A Cabin In The Clearing, By Robert Frost

MIST - I don't believe the sleepers in the house know where they are.
SMOKE - They've been here long enough to push the woods back from around the house and part them in the middle with a path.
MIST - And still I doubt if they know where they are. And I begin to fear they never will. All they maintain the path for is the comfort of visiting with the equally bewildered. Nearer in plight their neighbors are than distance.
SMOKE - I am the guardian wraith of starlit smoke that leans out this and that way from their chimney. I will not have their happiness despaired of.
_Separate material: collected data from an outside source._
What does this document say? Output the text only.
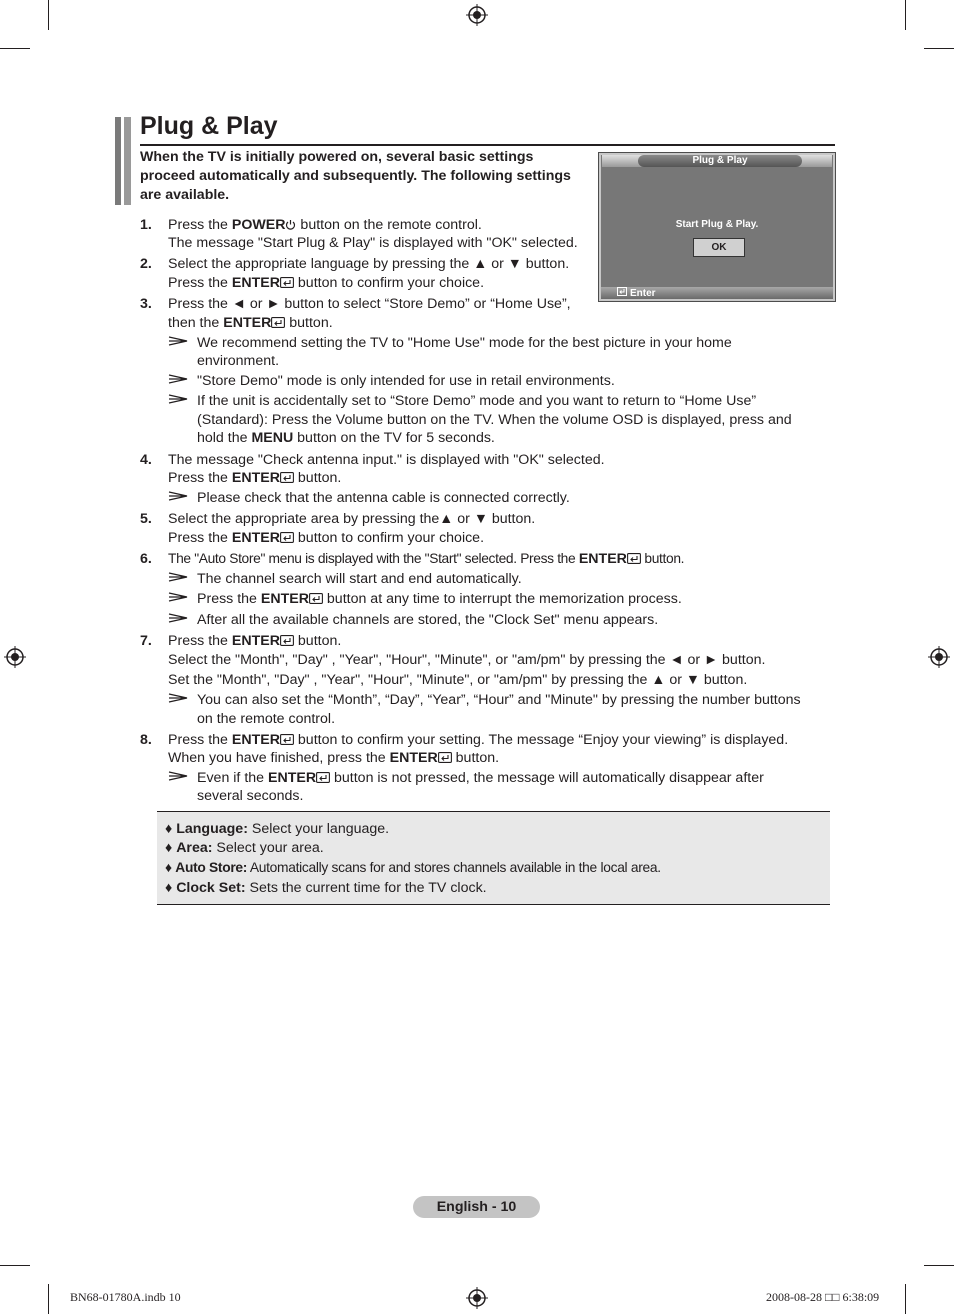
Plug & Play
When the TV is initially powered on, several basic settings proceed automatically and subsequently. The following settings are available.
Plug & Play
Start Plug & Play.
OK
Enter
1. Press the POWER button on the remote control.
The message "Start Plug & Play" is displayed with "OK" selected.
2. Select the appropriate language by pressing the ▲ or ▼ button.
Press the ENTER button to confirm your choice.
3. Press the ◄ or ► button to select “Store Demo” or “Home Use”,
then the ENTER button.
We recommend setting the TV to "Home Use" mode for the best picture in your home
environment.
"Store Demo" mode is only intended for use in retail environments.
If the unit is accidentally set to “Store Demo” mode and you want to return to “Home Use”
(Standard): Press the Volume button on the TV. When the volume OSD is displayed, press and
hold the MENU button on the TV for 5 seconds.
4. The message "Check antenna input." is displayed with "OK" selected.
Press the ENTER button.
Please check that the antenna cable is connected correctly.
5. Select the appropriate area by pressing the▲ or ▼ button.
Press the ENTER button to confirm your choice.
6. The "Auto Store" menu is displayed with the "Start" selected. Press the ENTER button.
The channel search will start and end automatically.
Press the ENTER button at any time to interrupt the memorization process.
After all the available channels are stored, the "Clock Set" menu appears.
7. Press the ENTER button.
Select the "Month", "Day" , "Year", "Hour", "Minute", or "am/pm" by pressing the ◄ or ► button.
Set the "Month", "Day" , "Year", "Hour", "Minute", or "am/pm" by pressing the ▲ or ▼ button.
You can also set the “Month”, “Day”, “Year”, “Hour” and "Minute" by pressing the number buttons
on the remote control.
8. Press the ENTER button to confirm your setting. The message “Enjoy your viewing” is displayed.
When you have finished, press the ENTER button.
Even if the ENTER button is not pressed, the message will automatically disappear after
several seconds.
♦ Language: Select your language.
♦ Area: Select your area.
♦ Auto Store: Automatically scans for and stores channels available in the local area.
♦ Clock Set: Sets the current time for the TV clock.
English - 10
BN68-01780A.indb 10	2008-08-28 □□ 6:38:09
MIST - No one - not I would give them up for lost simply because they don't know where they are. I am the damper counterpart of smoke that gives off from a garden ground at night. But lifts no higher than a garden grows. I cotton to their landscape. That's who I am. I am no further from their fate than you are
SMOKE - They must by now have learned the native tongue. Why don't they ask the red man where they are?
MIST - They often do, and none the wiser for it. So do they also ask philosophers who come to look in on them from the pulpit. They will ask anyone there is to ask - In the fond faith accumulated fact - will of itself take fire
and light the world up. Learning has been a part of their religion.
SMOKE - If the day ever comes when they know who they are, they may know better where they are. But who they are is too much to believe - either for them or the onlooking world. They are too sudden to be credible.
MIST - Listen, they murmur talking in the dark on what
should be their daylong theme continued. Putting the lamp out has not put their thought out. Let us pretend the dewdrops from the leaves are you, and I evesdropping on their unrest - a mist and smoke evesdropping on a haze - And see if we can tell the bass from the soprano.
THAN SMOKE AND MIST WHO BETTER COULD APPRAISE - THE KINDERED SPIRIT OF AN INNER HAZE!